Volvemos, pues al inicio de nuestras charlas cuaresmales: ¿Cuál es la primera condición para el seguimiento de Jesús? Parece obvio decirlo, pero no lo es tanto: la fe en Jesús como el Cristo, el mesías, el Hijo de Dios. Una fe que nos haga tomar la cruz, aceptar el plan de Dios para nuestras vidas, rechazar la tentación de querer ser como Dios. Una fe que nos haga vencer a la tentación del poder y hacer de nuestra vida un servicio a los demás. Una fe que nos haga vencer a la tentación del tener y poder así, desprendernos de lo que nos mantiene al borde del camino, para hacer de nuestra vida un seguimiento del Maestro.
Dentro de dos semanas justas estaremos celebrando el Viernes Santo, el día en que la fe se pone a prueba; la fe los discípulos en Jesús, la fe de aquel que lo entrega y con la cobardía de quien no sabe reconocer su error se quita la vida; la fe de quien lo niega hasta tres veces y llora amargamente al sentir la mirada del Maestro y esa mirada será capaz de transformar definitivamente su vida; la fe de los que huyen como ratas cuando se hunde el barco, dejando sólo a quien habían aclamado sólo unos días antes; la fe de la Madre, sola al pie de la Cruz con algunas mujeres, llorando por el Hijo agonizante; la fe de tantos crucificados de todos los tiempos que es puesta a prueba en sus particulares Viernes Santo.

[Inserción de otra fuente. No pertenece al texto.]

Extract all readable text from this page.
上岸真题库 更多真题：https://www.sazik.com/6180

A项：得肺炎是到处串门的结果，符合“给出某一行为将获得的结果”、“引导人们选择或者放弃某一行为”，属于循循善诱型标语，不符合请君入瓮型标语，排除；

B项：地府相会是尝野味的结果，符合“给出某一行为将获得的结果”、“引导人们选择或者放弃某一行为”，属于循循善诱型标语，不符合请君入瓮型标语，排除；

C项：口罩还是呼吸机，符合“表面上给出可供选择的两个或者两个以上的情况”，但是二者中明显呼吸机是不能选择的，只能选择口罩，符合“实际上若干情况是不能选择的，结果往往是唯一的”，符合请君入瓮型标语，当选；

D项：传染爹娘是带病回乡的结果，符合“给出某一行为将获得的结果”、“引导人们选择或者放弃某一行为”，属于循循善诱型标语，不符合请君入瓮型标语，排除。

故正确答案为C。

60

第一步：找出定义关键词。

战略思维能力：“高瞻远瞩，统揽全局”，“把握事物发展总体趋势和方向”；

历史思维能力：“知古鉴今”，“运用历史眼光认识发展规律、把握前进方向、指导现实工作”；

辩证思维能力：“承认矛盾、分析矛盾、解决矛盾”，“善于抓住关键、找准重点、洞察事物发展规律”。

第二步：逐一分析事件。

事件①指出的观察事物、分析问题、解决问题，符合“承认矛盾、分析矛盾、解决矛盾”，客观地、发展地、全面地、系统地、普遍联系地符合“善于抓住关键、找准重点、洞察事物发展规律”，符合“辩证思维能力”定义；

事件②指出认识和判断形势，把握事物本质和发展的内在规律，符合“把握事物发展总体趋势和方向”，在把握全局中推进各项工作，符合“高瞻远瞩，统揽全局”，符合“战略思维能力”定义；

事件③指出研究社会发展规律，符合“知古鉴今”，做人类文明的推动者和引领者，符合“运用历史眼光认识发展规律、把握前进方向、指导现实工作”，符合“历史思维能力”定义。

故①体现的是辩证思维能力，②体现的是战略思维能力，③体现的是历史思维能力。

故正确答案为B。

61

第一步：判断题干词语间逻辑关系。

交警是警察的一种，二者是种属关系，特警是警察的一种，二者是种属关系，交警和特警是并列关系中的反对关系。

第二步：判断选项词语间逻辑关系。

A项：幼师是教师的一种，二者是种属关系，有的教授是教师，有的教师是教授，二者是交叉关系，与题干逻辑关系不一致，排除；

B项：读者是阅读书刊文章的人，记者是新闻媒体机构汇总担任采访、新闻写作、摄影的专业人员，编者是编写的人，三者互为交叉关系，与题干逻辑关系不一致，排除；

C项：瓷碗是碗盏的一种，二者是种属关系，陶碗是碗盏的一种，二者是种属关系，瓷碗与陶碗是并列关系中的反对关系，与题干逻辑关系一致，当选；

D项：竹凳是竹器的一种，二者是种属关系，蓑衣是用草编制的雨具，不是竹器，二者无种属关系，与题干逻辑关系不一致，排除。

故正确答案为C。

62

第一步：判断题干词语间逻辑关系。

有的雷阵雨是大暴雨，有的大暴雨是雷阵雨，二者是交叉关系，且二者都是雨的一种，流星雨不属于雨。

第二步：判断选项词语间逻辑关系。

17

Es el día en que las tinieblas oscurecen nuestros ojos de fe, somos incapaces de “ver”, de escuchar, de renunciar, de coger nuestra cruz…
Pero, también al tercer día, nuestros ojos podrán ver nuevamente la luz. Se hará la Luz, Cristo volverá a la vida y aunque en el camino nos sintamos decaídos, desilusionados, podremos ver a Jesús, el Cristo, el Hijo de Dios, al partir el Pan, al pronunciar nuestro nombre, al compartir con todos los hermanos el don de la paz. Es la Pascua. No puedo acabar estas charlas cuaresmales sin recordar que tras la Cuaresma, tras los cuarenta días de Cuaresma, vienen cincuenta días de Pascua, donde la Vida resurge, como lo hace la naturaleza tras el invierno; la Pascua en la que tenemos la oportunidad, con Bartimeo de dejar el manto de nuestros pecados y decirle al Señor: “Señor que vea” y Él nos devuelva la vista y podamos definitivamente, libres de las ataduras del pecado, en actitud de escucha y oración, de sencillez y servicio, de abandono de las riquezas, coger nuestra Cruz – aceptar la voluntad de Dios para nuestra vida – y ponernos definitivamente en el camino de los discípulos de Jesús.